I have begun November Novel in a Month as a memoir of my life with my husband, a minister. This is how it begins.
ON BEING THE WIFE OF A MINISTER
The first thing you need to know is that I didn’t “want” to be a minister’s wife. Back in Fredonia, sixty years ago, my roommate and our roommate neighbors sat around one evening talking about who we would marry.
The four of us sat and lounged on the two single beds in our room. The neatest thing we did every day was to make our beds. Char and I had been brought up making our beds as part of our daily routine to prepare for the day. In the rest of the room books were piled on desks, violin cases lay here or there, closet doors stood open. Neat, we weren’t.

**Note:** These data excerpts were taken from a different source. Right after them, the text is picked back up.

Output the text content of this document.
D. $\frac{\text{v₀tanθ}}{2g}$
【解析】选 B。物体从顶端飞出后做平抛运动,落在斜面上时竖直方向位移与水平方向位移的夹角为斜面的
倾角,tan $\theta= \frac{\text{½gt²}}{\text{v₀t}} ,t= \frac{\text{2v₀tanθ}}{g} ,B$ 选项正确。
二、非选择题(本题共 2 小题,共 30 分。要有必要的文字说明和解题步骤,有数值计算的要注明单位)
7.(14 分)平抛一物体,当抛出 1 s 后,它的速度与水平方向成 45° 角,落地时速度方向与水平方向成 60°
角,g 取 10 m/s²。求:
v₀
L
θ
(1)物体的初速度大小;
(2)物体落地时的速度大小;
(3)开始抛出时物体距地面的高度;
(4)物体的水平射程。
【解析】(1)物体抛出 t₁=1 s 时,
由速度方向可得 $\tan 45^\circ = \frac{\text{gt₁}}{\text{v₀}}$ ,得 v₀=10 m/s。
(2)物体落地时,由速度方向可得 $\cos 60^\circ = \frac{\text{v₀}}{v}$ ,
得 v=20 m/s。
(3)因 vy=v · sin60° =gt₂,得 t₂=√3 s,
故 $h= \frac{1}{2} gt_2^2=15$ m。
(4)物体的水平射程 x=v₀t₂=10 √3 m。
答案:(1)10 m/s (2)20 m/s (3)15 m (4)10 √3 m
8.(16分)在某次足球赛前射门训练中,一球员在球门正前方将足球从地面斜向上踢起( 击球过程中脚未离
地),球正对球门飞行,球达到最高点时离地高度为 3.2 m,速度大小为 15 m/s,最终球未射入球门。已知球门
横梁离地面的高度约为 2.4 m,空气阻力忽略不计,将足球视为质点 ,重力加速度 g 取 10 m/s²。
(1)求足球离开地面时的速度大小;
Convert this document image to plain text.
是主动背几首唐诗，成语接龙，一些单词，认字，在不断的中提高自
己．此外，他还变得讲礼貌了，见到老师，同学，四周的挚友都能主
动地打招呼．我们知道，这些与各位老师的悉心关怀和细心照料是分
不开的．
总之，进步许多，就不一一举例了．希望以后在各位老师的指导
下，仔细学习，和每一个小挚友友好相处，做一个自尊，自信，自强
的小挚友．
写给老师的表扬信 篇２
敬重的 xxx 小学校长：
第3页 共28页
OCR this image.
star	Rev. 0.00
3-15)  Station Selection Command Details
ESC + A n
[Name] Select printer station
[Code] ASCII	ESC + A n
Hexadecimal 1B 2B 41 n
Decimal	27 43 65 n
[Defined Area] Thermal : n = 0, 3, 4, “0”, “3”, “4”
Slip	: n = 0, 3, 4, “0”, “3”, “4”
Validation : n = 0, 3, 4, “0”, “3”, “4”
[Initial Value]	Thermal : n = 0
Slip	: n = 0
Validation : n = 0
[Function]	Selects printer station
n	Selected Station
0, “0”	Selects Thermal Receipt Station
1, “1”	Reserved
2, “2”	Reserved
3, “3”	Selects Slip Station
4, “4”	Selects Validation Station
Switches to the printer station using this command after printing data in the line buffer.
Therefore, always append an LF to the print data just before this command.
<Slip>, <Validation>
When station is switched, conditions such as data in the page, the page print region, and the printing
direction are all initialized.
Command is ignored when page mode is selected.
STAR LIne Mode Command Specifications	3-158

As often happened when we were twenty, our conversation turned to men. We had dated various classmates. I was serious about Don, whose baritone voice had captured me. He had graduated two years before me and now taught in Corning.
Char said, “I’d like to marry a minister with large brown “cow eyes.”
Dorie said, “Yes, I think being married to a minister would be fun.”
Fern said, “I could play the organ and piano. We would be like partners.”
Once the other three agreed they would like to marry a minister. I said, “I never want to marry a minister.”
“Why?”
“I’ve known minister’s wives and they don’t have an easy life.”
I didn’t marry a minister. I married a sailor in the United States Navy. He just turned out to be one after eight years of marriage. What could I do?